Nothing of Tendulkar’s innings is left to see. Stuck in a long journey home from a neighbouring town, all of that majesty is lost to the eyes. As news of India’s qualification for the final of the Coca Cola Cup in Sharjah is supplied on arrival, one question needs immediate answering: “Yaaru hodadiddu?” (Who scored?) “Inn yaaru.” (Who else.)

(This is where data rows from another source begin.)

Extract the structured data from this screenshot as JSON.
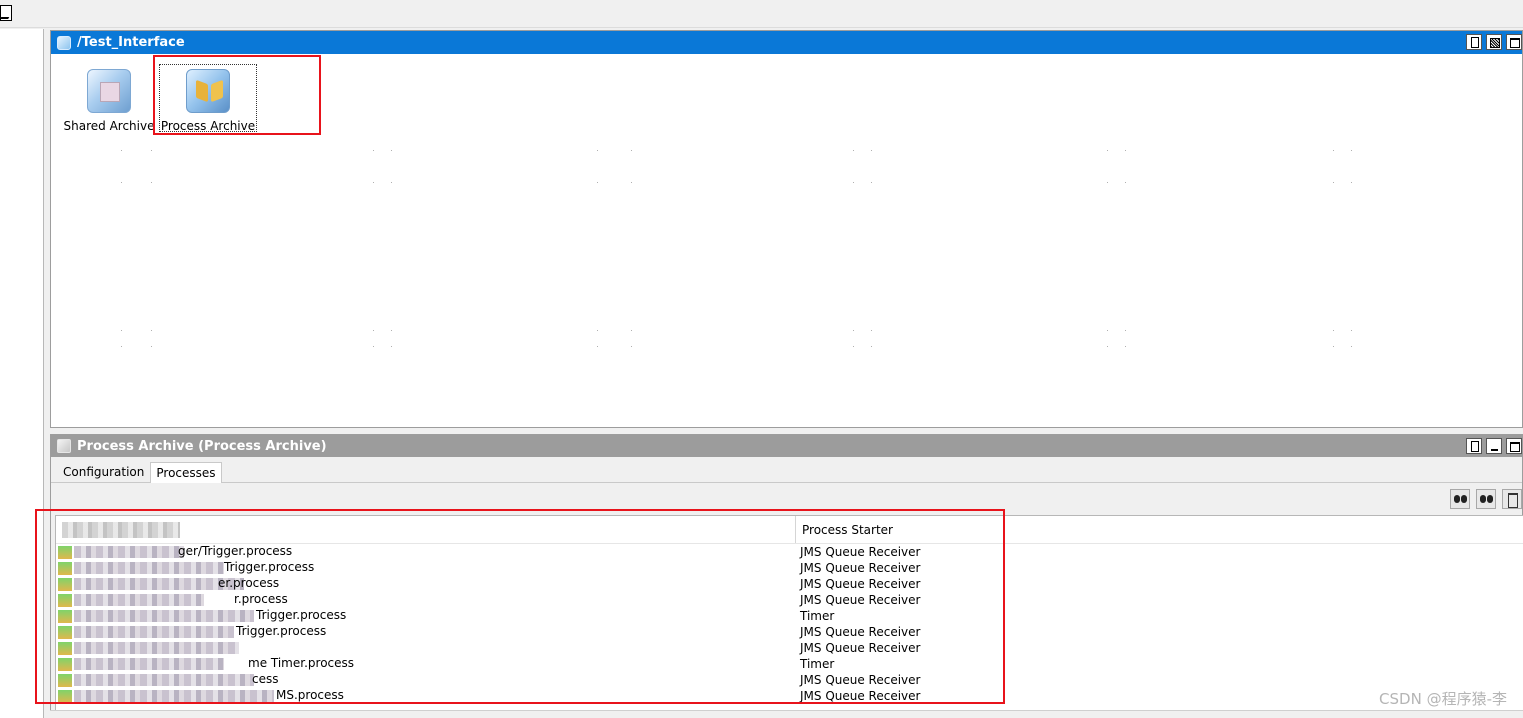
{
  "design": {
    "title": "/Test_Interface",
    "resources": [
      {
        "label": "Shared Archive"
      },
      {
        "label": "Process Archive"
      }
    ]
  },
  "props": {
    "title": "Process Archive (Process Archive)",
    "tabs": [
      "Configuration",
      "Processes"
    ],
    "active_tab": "Processes",
    "table": {
      "columns": [
        "",
        "Process Starter"
      ],
      "rows": [
        {
          "name_suffix": "ger/Trigger.process",
          "starter": "JMS Queue Receiver"
        },
        {
          "name_suffix": "Trigger.process",
          "starter": "JMS Queue Receiver"
        },
        {
          "name_suffix": "er.process",
          "starter": "JMS Queue Receiver"
        },
        {
          "name_suffix": "r.process",
          "starter": "JMS Queue Receiver"
        },
        {
          "name_suffix": "Trigger.process",
          "starter": "Timer"
        },
        {
          "name_suffix": "Trigger.process",
          "starter": "JMS Queue Receiver"
        },
        {
          "name_suffix": "",
          "starter": "JMS Queue Receiver"
        },
        {
          "name_suffix": "me Timer.process",
          "starter": "Timer"
        },
        {
          "name_suffix": "cess",
          "starter": "JMS Queue Receiver"
        },
        {
          "name_suffix": "MS.process",
          "starter": "JMS Queue Receiver"
        }
      ]
    }
  },
  "watermark": "CSDN @程序猿-李",
  "colors": {
    "title_active": "#0a78d7",
    "title_inactive": "#9c9c9c",
    "highlight": "#e8131b"
  },
  "icons": [
    "pencil-icon",
    "shield-icon",
    "shared-archive-icon",
    "process-archive-icon",
    "new-document-icon",
    "restore-icon",
    "maximize-icon",
    "minimize-icon",
    "find-icon",
    "find-next-icon",
    "delete-icon"
  ]
}
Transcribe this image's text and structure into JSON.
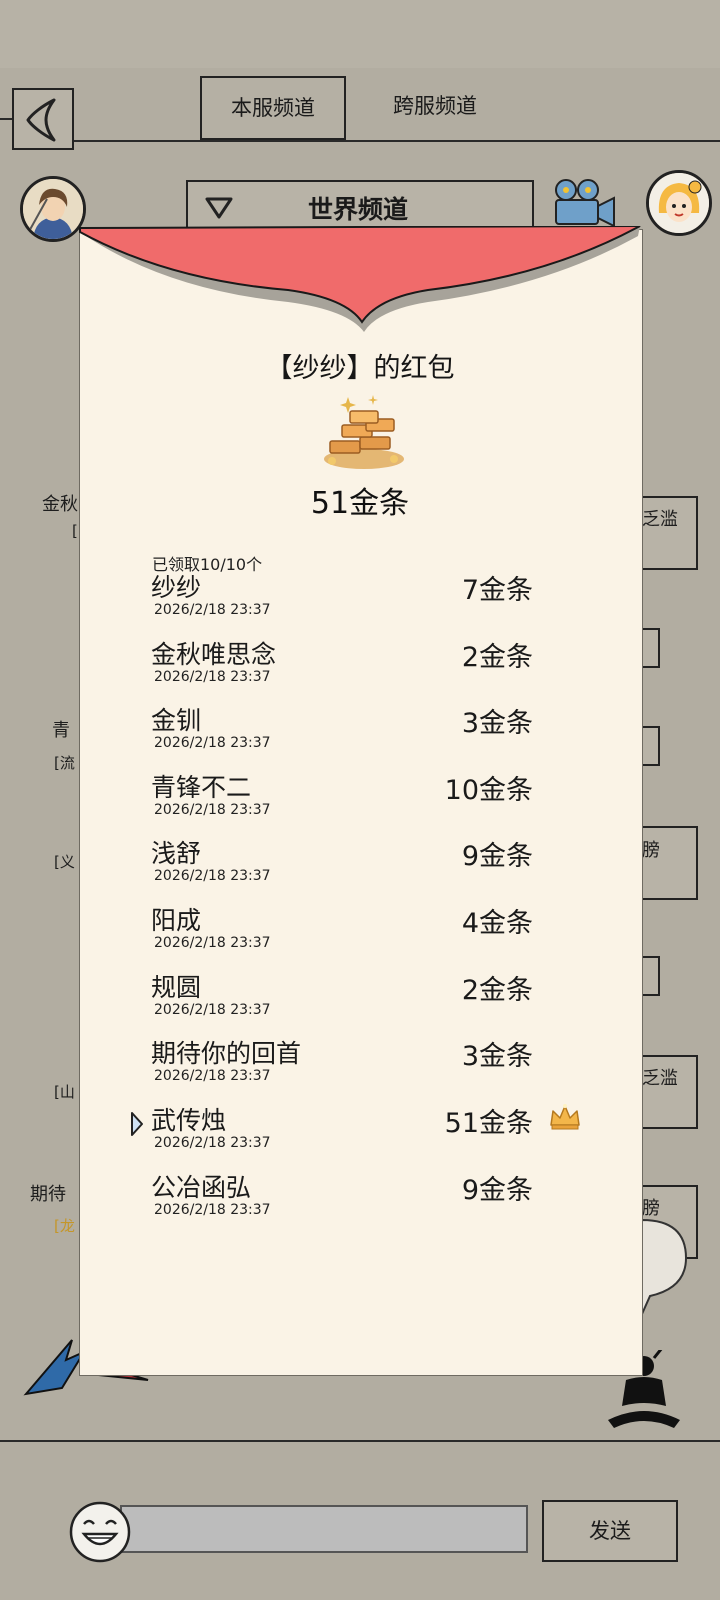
{
  "header": {
    "tabs": [
      {
        "label": "本服频道",
        "active": true
      },
      {
        "label": "跨服频道",
        "active": false
      }
    ],
    "channel_label": "世界频道"
  },
  "background_chat": {
    "fragments": [
      "金秋",
      "[",
      "青",
      "[流",
      "[义",
      "[山",
      "期待",
      "[龙",
      "乏滥",
      "乏滥",
      "膀",
      "膀"
    ]
  },
  "red_packet": {
    "title": "【纱纱】的红包",
    "total": "51金条",
    "claimed_text": "已领取10/10个",
    "entries": [
      {
        "name": "纱纱",
        "time": "2026/2/18 23:37",
        "amount": "7金条"
      },
      {
        "name": "金秋唯思念",
        "time": "2026/2/18 23:37",
        "amount": "2金条"
      },
      {
        "name": "金钏",
        "time": "2026/2/18 23:37",
        "amount": "3金条"
      },
      {
        "name": "青锋不二",
        "time": "2026/2/18 23:37",
        "amount": "10金条"
      },
      {
        "name": "浅舒",
        "time": "2026/2/18 23:37",
        "amount": "9金条"
      },
      {
        "name": "阳成",
        "time": "2026/2/18 23:37",
        "amount": "4金条"
      },
      {
        "name": "规圆",
        "time": "2026/2/18 23:37",
        "amount": "2金条"
      },
      {
        "name": "期待你的回首",
        "time": "2026/2/18 23:37",
        "amount": "3金条"
      },
      {
        "name": "武传烛",
        "time": "2026/2/18 23:37",
        "amount": "51金条",
        "is_self": true,
        "best_luck": true
      },
      {
        "name": "公冶函弘",
        "time": "2026/2/18 23:37",
        "amount": "9金条"
      }
    ]
  },
  "footer": {
    "send_label": "发送",
    "input_placeholder": ""
  },
  "colors": {
    "background": "#b2ada1",
    "modal_bg": "#faf3e6",
    "flap_red": "#f06b6b",
    "gold": "#c4962a"
  }
}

It pains to miss the ‘sandstorm hundred’, as the 143 would come to be known, but as if to console broken, young fans, Tendulkar would serve up another delicacy two days later.

24 April 1998

On his 25th birthday, Tendulkar puts Australia to the sword again. He is at the peak of his powers as a batsman, mowing down everyone in his path. It is not an image a man standing 5’5” in his shoes, with oversized shirt-sleeves and pads, would ordinarily evoke. But Tendulkar, as is clear to the world now, is no ordinary player. This night, he is waging another solo battle in the final, ripping Australia to shreds. Tom Moody and Warne are straight-driven for savage sixes; a hapless Michael Kasprowicz is clattered onto the roof; India’s players celebrate, sitting on the bonnet and hanging out of the windows of Tendulkar’s Player of the Tournament car.

23 March 2003

The pattern for much of the last decade, when India’s batting has rested and ridden on Tendulkar, has slowly changed. Things are different under Sourav Ganguly, although the final of the World Cup shows Tendulkar still carries the same heavyweight of expectation. Ricky Ponting destroys India’s bowlers and when Tendulkar is caught and bowled off a top edge for four, it is all over. It is deflating, simply because even now, when a task is this tall, there is only one man that can reach up.

22 March 2006

Things are different now. Tendulkar is back from tennis elbow, but it seems he may never be the same again. His own Wankhede Stadium has booed him, it seems, after going for 1 in the first innings. He is fighting in the second, trying to stave off an embarrassing loss to England. Shaun Udal, a balding, 37-year-old off-spinner straight out of some BBC archival footage from the 1930s, tosses one up. Tendulkar strides forward, but with none of the rampaging authority of old; this is a limp, weary front-foot, and Ian Bell holds a sharp catch at short leg. Udal is the sort of bowler the Tendulkar of 1998 would have pounded unconscious. This is all very disconcerting.

2007

For two years from December 2005, Tendulkar has not scored a Test hundred against anyone bar Bangladesh. We have not just grown up with him; we have grown older. We yearn for the Tendulkar of the 1990s, but this is a shattering reminder of how quickly we have aged ourselves, of time that will not come back. It holds up a mirror to our own lives, the end of our own childhoods, our easy, joyous days. If our heroes too are fallible, what hope is there for the rest of us?

2012

Tendulkar is struggling. He is an elder statesman now, the grand, old master the young ones dare not disrespect, but there is growing unease. He has been bowled thrice in a row — against, of all teams, New Zealand. It is painful to watch. He may have returned from the dark days of the elbow and shoulder injuries, the hundred last year at Cape Town may have been a master-class, but these multiple failures are crushing.

We passionately spring to his defence from cynical older relatives, whose fondness for casual ridicule is only surpassed by their bitterness. But in private, our own faith is tested.

2013

Gradually, acceptance has taken the place of disappointment. We only need one last hurrah, one final triumphant tale to go home with. It is all we ask.